Bagas menghubungi asisten Pak Erwin untuk memastikan pertemuannya. Setelah mendapat kepastian, Bagas kembali ke ruang kerja Mathias.
"Bagaimana, Bagas?" Tanya Mathias setelah Bagas masuk ke ruangannya lagi. Dia meletakan roti di tangannya, lalu berbicara dengan Bagas.
"Saya sudah menghubungi asisten Pak Erwin, Pak. Beliau ingin bertemu dan makan siang dengan bapak di DC Restaurant Vip." Bagas menjelaskan. Mathias mengangguk mengiyakan.
"Baiklah. Nanti kau periksa dokumen beberapa kasus ini dan tolong didata. Kasus mana yang harus ditangani terlebih dulu." Mathias berdiri mengambil dokumen, lalu serahkan sebagian dokumen yang ada di atas meja kepada Bagas.
Menjelang waktu makan siang, Mathias mengendarai motor sportnya menuju DC Restaurant Vip untuk bertemu dengan calon client, Erwin Senjaya. Mereka akan melakukan pertemuan bisnis dan makan siang di sana.
Mathias sudah tahu Erwin Senjaya adalah seorang pengusaha muda yang memiliki perusahaan tersebar di beberapa kota besar di Indonesia. Sehingga dia berusaha tiba tepat waktu.
Saat tiba di Restoran, Erwin telah menunggunya bersama asistennya. "Thanks, Pak Mathias." Erwin berdiri menyambut kedatangan Mathias dengan hati senang, karena Mathias mau bertemu dengannya.

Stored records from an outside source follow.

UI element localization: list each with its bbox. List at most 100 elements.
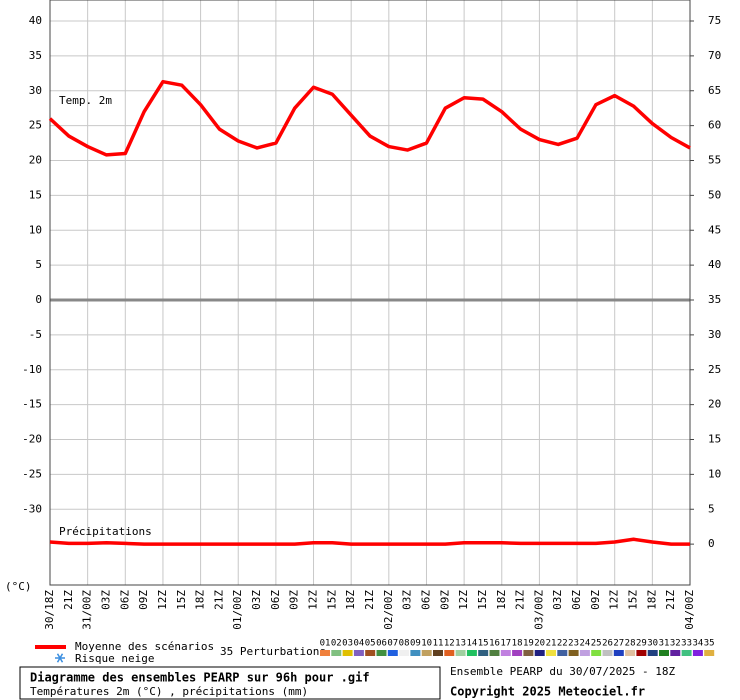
legend-label: 03 (342, 639, 353, 649)
legend-swatch (692, 650, 703, 656)
legend-swatch (500, 650, 511, 656)
x-tick-label: 21Z (212, 590, 225, 610)
x-tick-label: 21Z (514, 590, 527, 610)
legend-label: 29 (636, 639, 647, 649)
legend-label: 16 (489, 639, 500, 649)
legend-label: 12 (444, 639, 455, 649)
x-tick-label: 09Z (288, 590, 301, 610)
legend-swatch (331, 650, 342, 656)
x-tick-label: 09Z (137, 590, 150, 610)
data-line (48, 79, 691, 157)
legend-swatch (625, 650, 636, 656)
x-tick-label: 03Z (551, 590, 564, 610)
chart-title: Diagramme des ensembles PEARP sur 96h po… (30, 671, 370, 685)
legend-label: 07 (387, 639, 398, 649)
legend-swatch (704, 650, 715, 656)
legend-swatch (320, 650, 330, 656)
footer-box (19, 666, 441, 700)
y-tick-label: -15 (22, 398, 42, 411)
legend-swatch (591, 650, 602, 656)
legend-label: Risque neige (75, 652, 154, 665)
x-tick-label: 03Z (250, 590, 263, 610)
x-tick-label: 18Z (495, 590, 508, 610)
x-tick-label: 06Z (118, 590, 131, 610)
legend-label: 22 (557, 639, 568, 649)
legend-swatch (534, 650, 545, 656)
y-tick-label: -5 (29, 328, 42, 341)
legend-label: 27 (613, 639, 624, 649)
x-tick-label: 15Z (627, 590, 640, 610)
y-tick-label: -25 (22, 467, 42, 480)
legend-swatch (512, 650, 523, 656)
legend-label: 28 (625, 639, 636, 649)
legend-label: 34 (692, 639, 703, 649)
y-tick-label: -10 (22, 363, 42, 376)
x-tick-label: 01/00Z (231, 590, 244, 630)
legend-swatch (353, 650, 364, 656)
legend-swatch (546, 650, 556, 656)
x-tick-label: 15Z (476, 590, 489, 610)
legend-label: 01 (320, 639, 331, 649)
annotation: Temp. 2m (59, 94, 112, 107)
x-tick-label: 18Z (645, 590, 658, 610)
x-tick-label: 04/00Z (683, 590, 696, 630)
legend-swatch (387, 650, 398, 656)
x-tick-label: 03/00Z (532, 590, 545, 630)
annotation: Précipitations (59, 525, 152, 538)
legend-swatch (342, 650, 353, 656)
legend-swatch (399, 650, 410, 656)
legend-swatch (568, 650, 579, 656)
legend-label: 15 (478, 639, 489, 649)
legend-swatch (647, 650, 658, 656)
legend-label: 33 (681, 639, 692, 649)
legend-label: 05 (365, 639, 376, 649)
y2-tick-label: 40 (708, 258, 721, 271)
legend-label: 26 (602, 639, 613, 649)
legend-label: 23 (568, 639, 579, 649)
y-tick-label: 30 (29, 84, 42, 97)
y2-tick-label: 45 (708, 223, 721, 236)
plot-frame (49, 0, 691, 586)
legend-label: 09 (410, 639, 421, 649)
x-tick-label: 03Z (99, 590, 112, 610)
legend-swatch (455, 650, 466, 656)
y2-tick-label: 35 (708, 293, 721, 306)
x-tick-label: 12Z (457, 590, 470, 610)
chart-subtitle: Températures 2m (°C) , précipitations (m… (30, 685, 308, 698)
legend-label: 10 (421, 639, 432, 649)
legend-label: 24 (579, 639, 590, 649)
legend-label: 20 (534, 639, 545, 649)
y2-tick-label: 55 (708, 154, 721, 167)
legend-swatch (489, 650, 500, 656)
x-tick-label: 31/00Z (81, 590, 94, 630)
legend-label: 35 Perturbations (220, 645, 326, 658)
legend-swatch (659, 650, 669, 656)
y-tick-label: -30 (22, 502, 42, 515)
legend-label: 17 (500, 639, 511, 649)
legend-swatch (613, 650, 624, 656)
x-tick-label: 21Z (62, 590, 75, 610)
legend-label: 19 (523, 639, 534, 649)
x-tick-label: 12Z (307, 590, 320, 610)
x-tick-label: 03Z (401, 590, 414, 610)
legend-label: 32 (670, 639, 681, 649)
legend-label: 11 (433, 639, 444, 649)
legend-label: 25 (591, 639, 602, 649)
y-tick-label: -20 (22, 433, 42, 446)
legend-swatch (557, 650, 568, 656)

"Sama-sama, Pak Erwin." Mathias menyalami Erwin lalu duduk di depannya. Kemudian Erwin mempersilahkan pelayan untuk menyajikan menu makan siang mereka.
Setelah selesai makan siang, Erwin menyampaikan maksud bertemu dengan Mathias. "Pak Mathias, saya memerlukan bantuan anda untuk menangani perkara perusahanku yang ada di Surabaya...." Erwin menjelaskan permasalahan hukum yang sedang dihadapi di Surabaya.
"Baik, Pak Erwin. Nanti saya akan mempelajari kasusnya. Mungkin saya perlu ke Surabaya untuk memastikan semua yang berhubungan dengan kasusnya." Mathias berkata serius, setelah mendengar penjelasan Erwin.
"Baik, saya akan menyiapkan semua akomodasinya. Pak Mathias katakan saja kapan akan berangkat ke Surabaya, nanti asisten saya akan menyiapkan semua keperluan Pak Mathias di sana." Erwin senang mendengar Mathias mau menerima kasus perusahaannya.
Dia sudah mendengar kehebatan Mathias dalam membela kasus-kasus yang ditanganinya dari beberapa rekan bisnis. Sehingga dia merespon baik rekomendasi tersebut dan berharap Mathias mau bertindak sebagai pembela dalam kasus perusahaannya.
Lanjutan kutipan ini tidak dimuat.